Journal of Chemometrics (2026) Carla Scaletti, Kurt J. Hebel, Martin Gruebele
DOI: 10.1002/cem.70097
Here’s a three-minute introduction to Auditory Analytics:
And a 7-min Video Abstract that includes the Case Study:
This is the pre-peer reviewed version of the following article: [“Auditory Analytics for pattern discovery in protein folding dynamics,” accepted by the Journal of Chemometrics | CONTRIBUTORS: Carla Scaletti*; Kurt J. Hebel; Martin Gruebele*], which has been published in final form at [https://doi.org/10.1002/cem.70097]. This article may be used for non-commercial purposes in accordance with Wiley Terms and Conditions for Use of Self-Archived Versions
We introduce Auditory Analytics, a methodological framework that utilizes data sonification for scientific discovery. Auditory Analytics describes a cycle of collecting and deriving datasets, mapping data to audible signals (sonification), analytical listening, hypothesis formulation, and tool building, where human insights from any stage of the cycle can feed back into further iterations of the cycle in the form of new datasets, alternative mappings and new models of the original phenomenon.
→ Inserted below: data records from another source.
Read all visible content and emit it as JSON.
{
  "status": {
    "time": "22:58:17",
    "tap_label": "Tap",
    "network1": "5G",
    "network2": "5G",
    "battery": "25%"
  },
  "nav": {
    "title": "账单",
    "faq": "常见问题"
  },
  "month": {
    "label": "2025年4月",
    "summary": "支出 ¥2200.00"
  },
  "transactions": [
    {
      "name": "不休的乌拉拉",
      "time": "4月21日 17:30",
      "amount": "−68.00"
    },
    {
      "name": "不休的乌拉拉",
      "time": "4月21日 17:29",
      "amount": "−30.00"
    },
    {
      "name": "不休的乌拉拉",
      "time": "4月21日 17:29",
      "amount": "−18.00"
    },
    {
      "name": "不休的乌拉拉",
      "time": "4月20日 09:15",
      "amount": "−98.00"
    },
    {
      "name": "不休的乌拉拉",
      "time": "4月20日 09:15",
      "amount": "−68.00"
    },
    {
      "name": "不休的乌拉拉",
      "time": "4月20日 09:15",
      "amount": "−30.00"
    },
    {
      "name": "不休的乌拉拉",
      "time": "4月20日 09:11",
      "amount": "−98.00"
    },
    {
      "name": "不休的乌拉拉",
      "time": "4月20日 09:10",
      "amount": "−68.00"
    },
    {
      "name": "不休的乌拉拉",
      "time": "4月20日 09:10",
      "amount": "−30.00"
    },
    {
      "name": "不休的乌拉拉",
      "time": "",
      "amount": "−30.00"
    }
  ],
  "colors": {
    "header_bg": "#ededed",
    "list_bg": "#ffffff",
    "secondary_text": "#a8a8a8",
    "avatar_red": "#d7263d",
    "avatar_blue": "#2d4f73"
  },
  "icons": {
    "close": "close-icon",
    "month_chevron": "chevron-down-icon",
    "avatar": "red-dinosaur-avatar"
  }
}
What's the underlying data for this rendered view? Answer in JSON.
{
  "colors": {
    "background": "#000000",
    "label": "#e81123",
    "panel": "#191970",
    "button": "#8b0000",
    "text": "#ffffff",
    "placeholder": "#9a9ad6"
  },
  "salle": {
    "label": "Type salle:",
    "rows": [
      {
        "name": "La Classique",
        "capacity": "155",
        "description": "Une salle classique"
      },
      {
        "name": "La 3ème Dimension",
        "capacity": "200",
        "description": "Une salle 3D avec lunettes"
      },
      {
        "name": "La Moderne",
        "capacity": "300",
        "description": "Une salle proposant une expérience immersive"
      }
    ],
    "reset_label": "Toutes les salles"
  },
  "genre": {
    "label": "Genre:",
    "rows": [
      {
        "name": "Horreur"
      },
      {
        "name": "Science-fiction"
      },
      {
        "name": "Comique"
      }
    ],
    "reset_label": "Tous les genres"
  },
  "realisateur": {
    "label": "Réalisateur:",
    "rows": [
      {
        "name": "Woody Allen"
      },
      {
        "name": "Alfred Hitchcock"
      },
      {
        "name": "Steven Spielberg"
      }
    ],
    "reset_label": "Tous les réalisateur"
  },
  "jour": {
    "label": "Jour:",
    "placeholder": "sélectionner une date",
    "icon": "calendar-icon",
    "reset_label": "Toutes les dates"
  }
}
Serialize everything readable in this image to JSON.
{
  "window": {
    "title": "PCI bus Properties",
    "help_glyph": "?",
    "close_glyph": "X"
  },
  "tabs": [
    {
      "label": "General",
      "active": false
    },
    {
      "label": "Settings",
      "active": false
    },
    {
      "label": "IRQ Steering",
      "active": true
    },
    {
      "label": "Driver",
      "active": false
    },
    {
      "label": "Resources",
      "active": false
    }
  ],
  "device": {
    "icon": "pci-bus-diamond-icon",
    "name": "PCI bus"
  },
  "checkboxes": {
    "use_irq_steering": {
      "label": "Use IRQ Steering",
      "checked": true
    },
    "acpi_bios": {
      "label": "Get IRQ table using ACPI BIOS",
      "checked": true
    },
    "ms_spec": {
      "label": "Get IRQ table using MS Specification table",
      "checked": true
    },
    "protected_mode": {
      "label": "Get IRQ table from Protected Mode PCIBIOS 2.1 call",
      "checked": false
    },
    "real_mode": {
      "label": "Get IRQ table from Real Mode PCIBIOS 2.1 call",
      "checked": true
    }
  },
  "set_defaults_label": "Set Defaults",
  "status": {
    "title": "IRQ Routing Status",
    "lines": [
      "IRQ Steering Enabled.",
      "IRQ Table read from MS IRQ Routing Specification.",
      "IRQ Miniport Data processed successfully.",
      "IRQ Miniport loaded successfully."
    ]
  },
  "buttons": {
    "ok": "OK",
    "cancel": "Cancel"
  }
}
In Auditory Analytics, the remarkable capacities of the human auditory system to monitor complex soundscapes, track multiple sources, and extract meaningful information across multiple timescales are repurposed for exploring, interpreting, and analyzing data. To demonstrate its potential for uncovering relationships and dynamics in physical systems, we apply the Auditory Analytics methodology to the domain of protein-folding, investigating state transitions in a molecular dynamics simulation of the GTT WW domain protein. Auditory Analytics led to the identification of distinct hydrogen bonding patterns that occur as the protein transits between folded and unfolded states and thus to a deeper understanding of the process of protein folding. A single, isolated data mapping — whether visual, auditory, haptic, mathematical, or verbal — provides an incomplete picture of reality; by adding the Auditory Analytics cycle to our portfolio of data interpretation tools, we can build a more complete picture of physical phenomena.